Cafeteria diet (CD) model for in-vivo studies mimics the western diet having imbalanced nutritional value, high caloric-density and palatability. Uncontrolled eating leads to the development of childhood obesity, poor self-esteem and depression due to its effects on brain development. Herbal supplements are novel inclusion in the management of obesity and mental well-being.
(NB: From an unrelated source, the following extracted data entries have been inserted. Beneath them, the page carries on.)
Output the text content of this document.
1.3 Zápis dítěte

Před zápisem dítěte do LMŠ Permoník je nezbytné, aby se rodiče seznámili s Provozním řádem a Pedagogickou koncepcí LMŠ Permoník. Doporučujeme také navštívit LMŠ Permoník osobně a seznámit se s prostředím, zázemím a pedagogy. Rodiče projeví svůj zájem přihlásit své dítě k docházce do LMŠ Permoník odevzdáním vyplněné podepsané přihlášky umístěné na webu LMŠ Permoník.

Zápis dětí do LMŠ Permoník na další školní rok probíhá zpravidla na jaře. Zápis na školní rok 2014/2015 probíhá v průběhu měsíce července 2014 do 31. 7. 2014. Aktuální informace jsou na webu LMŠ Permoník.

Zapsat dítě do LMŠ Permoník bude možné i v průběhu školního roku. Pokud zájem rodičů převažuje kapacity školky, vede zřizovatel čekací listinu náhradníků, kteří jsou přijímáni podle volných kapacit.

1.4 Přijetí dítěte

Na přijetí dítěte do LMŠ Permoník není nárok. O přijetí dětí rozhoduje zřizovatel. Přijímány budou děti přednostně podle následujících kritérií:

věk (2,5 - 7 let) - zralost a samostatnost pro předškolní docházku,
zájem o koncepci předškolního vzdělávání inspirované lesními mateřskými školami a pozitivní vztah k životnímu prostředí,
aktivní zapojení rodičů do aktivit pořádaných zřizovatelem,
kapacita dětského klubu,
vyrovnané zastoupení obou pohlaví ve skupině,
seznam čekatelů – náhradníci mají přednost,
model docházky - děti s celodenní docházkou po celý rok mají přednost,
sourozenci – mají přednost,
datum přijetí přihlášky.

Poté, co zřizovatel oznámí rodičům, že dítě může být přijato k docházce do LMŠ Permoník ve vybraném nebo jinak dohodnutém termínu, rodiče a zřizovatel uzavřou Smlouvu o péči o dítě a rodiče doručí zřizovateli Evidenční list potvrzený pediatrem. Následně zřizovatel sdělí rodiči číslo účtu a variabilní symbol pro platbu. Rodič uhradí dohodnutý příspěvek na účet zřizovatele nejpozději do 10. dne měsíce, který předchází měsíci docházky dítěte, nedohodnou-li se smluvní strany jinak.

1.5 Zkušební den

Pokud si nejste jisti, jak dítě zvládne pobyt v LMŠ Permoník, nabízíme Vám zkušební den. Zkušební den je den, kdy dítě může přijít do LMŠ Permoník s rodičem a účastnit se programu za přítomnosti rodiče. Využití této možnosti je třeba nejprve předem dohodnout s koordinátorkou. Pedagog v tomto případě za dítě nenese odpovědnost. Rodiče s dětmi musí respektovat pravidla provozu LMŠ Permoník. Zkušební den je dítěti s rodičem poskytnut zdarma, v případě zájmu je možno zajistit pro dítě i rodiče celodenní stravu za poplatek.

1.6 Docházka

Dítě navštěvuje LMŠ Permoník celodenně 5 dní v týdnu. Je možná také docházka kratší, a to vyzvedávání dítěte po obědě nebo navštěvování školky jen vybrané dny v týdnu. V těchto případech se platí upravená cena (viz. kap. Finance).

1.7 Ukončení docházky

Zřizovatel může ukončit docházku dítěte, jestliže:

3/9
Pterostilbene (PTE) found in blueberries and Pterocarpus marsupium heartwood, is known to prevent obesity in invivo models. Adolescent Swiss albino male mice were fed on CD for 70 days and the development of obesity was assessed by gain in body weight, abdominal circumference. Forced swim and tail suspension test confirmed depression in CD fed mice. Obesity induced depressed (OID) mice were treated with PTE (10, 20, 40 mg/kg), standard antiobesity drug cetilistat (10 mg/kg), antidepressant fluoxetine (10 mg/kg) for 28 days. Post treatment, PTE-treated mice showed reduction in BW and depression-like behavior analysed using paradigms such as sucrose preference, open field, marble burying, and resident intruder test in comparison to the CD group. Insulin resistance, lipid profile, antioxidant enzyme, inflammatory cytokines (NF-κB, IL-6, TNF α) and cortisol levels were mitigated by PTE. It also restored normal cellular architecture of the brain and adipose tissue and increased the Silent mating type information regulation 2 homolog1 (SIRT1), leptin and ghrelin receptors gene expression in the brain. Thus, it can be concluded that PTE might have inhibited OID like behavior in mice via inhibition of IR, modulating neuroinflammation and hypothalamic-pituitary-adrenal axis dysfunction and upregulating SIRT1 mediated leptin-ghrelin signaling.